[Mpi-comments] Semantic meaning of 'rank' throughout the MPI standard
Mor, Omri
omrimor2 at illinois.edu
Tue May 28 00:43:20 CDT 2019
Hello MPI-Forum:
Before submitting an issue to the MPI Forum’s GitHub repository, I’d like to garner some initial feedback.
This proposal reaches across a number of WGs, though is likely most relevant to the Semantic Terms WG.
Currently, MPI specifies a ‘rank’ argument (such as sources, destinations, roots, and targets) as either an ‘integer’ or a ‘non-negative integer’. This varies by chapter: Point-to-Point Communication, Collective Communication, and ‘Groups, Contexts, Communicators, and Caching’ exclusively uses ‘integer’, while One-Sided Communications uses ‘non-negative integer’ exclusively. The Process Topologies chapter confusingly uses both.
Compounding this confusion is how different calls interacts with the null process MPI_PROC_NULL, defined in §3.11. It is unclear, for instance, whether the null process is only permitted in point-to-point communication calls as its definition inside that chapter might imply, or whether it is intended to be more general.
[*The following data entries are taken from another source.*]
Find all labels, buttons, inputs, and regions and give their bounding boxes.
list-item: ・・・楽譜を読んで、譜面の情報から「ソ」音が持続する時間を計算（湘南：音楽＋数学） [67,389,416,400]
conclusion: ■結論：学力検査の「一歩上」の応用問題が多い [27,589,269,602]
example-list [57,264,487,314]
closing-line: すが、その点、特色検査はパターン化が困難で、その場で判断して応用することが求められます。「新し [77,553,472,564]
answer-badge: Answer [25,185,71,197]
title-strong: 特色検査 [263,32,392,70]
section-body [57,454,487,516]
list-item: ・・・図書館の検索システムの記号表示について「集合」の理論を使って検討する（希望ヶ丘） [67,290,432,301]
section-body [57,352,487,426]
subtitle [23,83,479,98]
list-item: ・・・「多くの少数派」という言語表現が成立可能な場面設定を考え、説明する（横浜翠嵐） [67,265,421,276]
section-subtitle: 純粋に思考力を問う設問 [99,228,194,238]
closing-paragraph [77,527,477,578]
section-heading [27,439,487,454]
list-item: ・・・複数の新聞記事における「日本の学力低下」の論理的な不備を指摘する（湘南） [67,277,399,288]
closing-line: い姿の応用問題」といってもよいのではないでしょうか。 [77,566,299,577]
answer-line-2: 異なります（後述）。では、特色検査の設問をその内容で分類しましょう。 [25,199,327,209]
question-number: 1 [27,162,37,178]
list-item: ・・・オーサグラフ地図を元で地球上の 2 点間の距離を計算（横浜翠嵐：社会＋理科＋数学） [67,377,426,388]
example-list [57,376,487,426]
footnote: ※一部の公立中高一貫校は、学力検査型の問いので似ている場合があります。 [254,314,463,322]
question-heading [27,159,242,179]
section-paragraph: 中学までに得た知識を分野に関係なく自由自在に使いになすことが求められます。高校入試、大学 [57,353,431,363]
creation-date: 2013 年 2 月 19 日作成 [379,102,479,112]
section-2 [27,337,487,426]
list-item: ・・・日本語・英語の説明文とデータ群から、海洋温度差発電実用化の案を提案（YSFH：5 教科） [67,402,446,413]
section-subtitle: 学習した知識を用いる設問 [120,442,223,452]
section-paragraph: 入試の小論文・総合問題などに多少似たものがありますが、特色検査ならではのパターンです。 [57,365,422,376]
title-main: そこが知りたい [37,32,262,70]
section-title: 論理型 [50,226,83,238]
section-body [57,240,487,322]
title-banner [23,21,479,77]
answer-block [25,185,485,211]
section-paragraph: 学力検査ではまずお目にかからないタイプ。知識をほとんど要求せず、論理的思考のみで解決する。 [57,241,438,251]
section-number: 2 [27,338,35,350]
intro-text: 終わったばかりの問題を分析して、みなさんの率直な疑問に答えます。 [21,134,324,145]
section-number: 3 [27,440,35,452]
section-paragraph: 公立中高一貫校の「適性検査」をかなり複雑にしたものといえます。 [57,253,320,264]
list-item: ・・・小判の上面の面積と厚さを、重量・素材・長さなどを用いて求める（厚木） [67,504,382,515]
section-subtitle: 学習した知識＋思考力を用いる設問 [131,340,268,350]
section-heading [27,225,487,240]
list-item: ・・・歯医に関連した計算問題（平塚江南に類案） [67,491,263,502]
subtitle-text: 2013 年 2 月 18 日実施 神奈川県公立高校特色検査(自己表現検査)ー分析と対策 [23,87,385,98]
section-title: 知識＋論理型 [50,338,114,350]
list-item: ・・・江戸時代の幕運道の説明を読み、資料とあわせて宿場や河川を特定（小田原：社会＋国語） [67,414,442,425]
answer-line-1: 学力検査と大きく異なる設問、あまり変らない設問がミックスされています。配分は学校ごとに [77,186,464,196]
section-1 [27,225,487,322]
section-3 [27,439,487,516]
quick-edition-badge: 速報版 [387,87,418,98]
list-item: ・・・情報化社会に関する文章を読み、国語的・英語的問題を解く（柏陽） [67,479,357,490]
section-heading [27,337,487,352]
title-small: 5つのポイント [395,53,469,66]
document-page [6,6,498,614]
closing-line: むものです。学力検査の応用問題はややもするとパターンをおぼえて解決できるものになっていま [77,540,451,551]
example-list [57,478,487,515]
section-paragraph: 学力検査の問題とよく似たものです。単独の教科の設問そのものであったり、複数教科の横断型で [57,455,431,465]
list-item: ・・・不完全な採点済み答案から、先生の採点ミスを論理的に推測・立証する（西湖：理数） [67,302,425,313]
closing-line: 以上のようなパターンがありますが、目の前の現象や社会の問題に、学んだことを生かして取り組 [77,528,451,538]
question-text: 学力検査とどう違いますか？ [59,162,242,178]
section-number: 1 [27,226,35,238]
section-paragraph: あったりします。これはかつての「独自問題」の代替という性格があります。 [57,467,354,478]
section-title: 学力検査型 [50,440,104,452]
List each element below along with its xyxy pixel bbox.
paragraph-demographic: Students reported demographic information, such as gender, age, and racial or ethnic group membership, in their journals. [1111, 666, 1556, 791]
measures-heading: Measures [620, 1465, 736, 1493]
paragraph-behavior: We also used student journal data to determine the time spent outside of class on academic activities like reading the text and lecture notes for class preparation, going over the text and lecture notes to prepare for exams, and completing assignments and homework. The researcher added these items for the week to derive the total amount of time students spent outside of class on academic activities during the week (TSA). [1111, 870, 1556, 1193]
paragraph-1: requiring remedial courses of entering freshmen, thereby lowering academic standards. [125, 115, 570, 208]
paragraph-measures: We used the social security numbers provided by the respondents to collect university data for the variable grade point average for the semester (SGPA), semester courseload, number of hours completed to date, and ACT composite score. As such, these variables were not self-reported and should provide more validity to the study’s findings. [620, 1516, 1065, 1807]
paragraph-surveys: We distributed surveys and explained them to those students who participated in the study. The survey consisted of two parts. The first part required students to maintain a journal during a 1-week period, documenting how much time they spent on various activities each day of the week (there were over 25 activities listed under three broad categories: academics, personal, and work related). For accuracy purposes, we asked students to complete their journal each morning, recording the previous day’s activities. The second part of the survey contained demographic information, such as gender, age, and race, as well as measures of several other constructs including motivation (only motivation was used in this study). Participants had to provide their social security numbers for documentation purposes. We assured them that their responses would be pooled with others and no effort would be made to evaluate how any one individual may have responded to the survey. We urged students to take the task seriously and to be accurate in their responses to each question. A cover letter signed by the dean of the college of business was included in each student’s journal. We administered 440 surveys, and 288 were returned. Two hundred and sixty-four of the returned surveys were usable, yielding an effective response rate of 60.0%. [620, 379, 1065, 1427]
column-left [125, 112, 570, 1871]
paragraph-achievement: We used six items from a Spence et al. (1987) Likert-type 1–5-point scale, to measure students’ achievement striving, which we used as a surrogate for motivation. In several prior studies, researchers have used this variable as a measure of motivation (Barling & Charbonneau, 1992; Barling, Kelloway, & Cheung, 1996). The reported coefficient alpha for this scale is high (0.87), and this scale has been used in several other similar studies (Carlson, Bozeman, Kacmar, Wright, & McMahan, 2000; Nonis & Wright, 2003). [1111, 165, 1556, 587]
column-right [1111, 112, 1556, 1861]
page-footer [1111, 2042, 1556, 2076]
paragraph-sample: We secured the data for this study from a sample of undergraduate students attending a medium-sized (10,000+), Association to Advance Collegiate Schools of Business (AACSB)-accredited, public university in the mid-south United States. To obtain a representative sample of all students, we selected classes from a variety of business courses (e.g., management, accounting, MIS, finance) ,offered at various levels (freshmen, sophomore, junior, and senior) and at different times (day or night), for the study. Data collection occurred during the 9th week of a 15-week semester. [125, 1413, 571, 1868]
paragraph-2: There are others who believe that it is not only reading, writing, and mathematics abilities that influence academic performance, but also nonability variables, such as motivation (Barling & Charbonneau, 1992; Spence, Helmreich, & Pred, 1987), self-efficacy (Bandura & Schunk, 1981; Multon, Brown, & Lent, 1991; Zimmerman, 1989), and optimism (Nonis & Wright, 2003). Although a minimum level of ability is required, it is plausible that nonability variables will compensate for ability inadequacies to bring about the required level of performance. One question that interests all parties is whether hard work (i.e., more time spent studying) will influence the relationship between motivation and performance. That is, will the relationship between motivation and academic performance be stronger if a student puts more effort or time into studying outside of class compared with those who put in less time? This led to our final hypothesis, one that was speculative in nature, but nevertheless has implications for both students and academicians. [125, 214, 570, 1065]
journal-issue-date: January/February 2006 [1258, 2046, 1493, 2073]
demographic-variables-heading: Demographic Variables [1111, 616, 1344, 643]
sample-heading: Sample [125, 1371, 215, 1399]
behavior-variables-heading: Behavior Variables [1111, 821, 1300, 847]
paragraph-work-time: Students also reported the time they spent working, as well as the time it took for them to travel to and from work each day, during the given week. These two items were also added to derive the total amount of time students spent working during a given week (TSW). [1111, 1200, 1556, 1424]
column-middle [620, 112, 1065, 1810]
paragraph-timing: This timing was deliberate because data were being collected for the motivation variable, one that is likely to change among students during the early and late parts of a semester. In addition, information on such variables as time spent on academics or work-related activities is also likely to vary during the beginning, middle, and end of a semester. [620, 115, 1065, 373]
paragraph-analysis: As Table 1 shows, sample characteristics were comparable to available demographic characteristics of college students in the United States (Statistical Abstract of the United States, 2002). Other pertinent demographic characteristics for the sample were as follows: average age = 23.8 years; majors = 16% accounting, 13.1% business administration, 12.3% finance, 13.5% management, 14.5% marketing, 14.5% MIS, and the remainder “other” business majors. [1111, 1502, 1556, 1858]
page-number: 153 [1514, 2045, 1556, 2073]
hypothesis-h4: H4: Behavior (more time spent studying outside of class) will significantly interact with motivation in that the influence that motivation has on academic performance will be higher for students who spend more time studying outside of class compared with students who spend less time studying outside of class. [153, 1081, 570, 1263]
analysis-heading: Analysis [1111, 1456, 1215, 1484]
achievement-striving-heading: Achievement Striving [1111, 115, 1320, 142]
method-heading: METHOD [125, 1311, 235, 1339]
That the null process is implemented as a negative integer in all major MPI implementations I am aware of means only worsens the situation.
My proposal is then thus: to first define as a semantic term ‘rank’ with the meaning ‘any integer from 0 to N in a group of size N or communicator whose group is size N, along with the integer constant MPI_PROC_NULL’.
Most calls with a rank argument can then simply define it as a rank integer. Receive calls additionally need to specify that it can be MPI_ANY_SOURCE.
Communication calls with a null process succeed and return as soon as possible, not modifying any arguments to the call. Whether a collective call with a null root process is required to be called by all processes in the group of the communicator before the call returns is unspecified, but collective calls must still be issued in the same order to be correct.
Besides implementations possibly needing to implement communication with null processes for a wider range of operations, are there any issues with this proposal? Doing so should be pretty trivial, though it does require an additional branch.
As an alternative, it is possible to restrict the use of null processes to point-to-point communication while still merging the definitions of process ranks.
For additional comments on the particular use case of null processes in graph topologies, see #87 in the mpi-issues repository. This proposal is both broader as well as not necessarily requiring the support for null processes outside of point-to-point communication; the general purpose is to clarify what values are allowed for rank arguments throughout the MPI standard.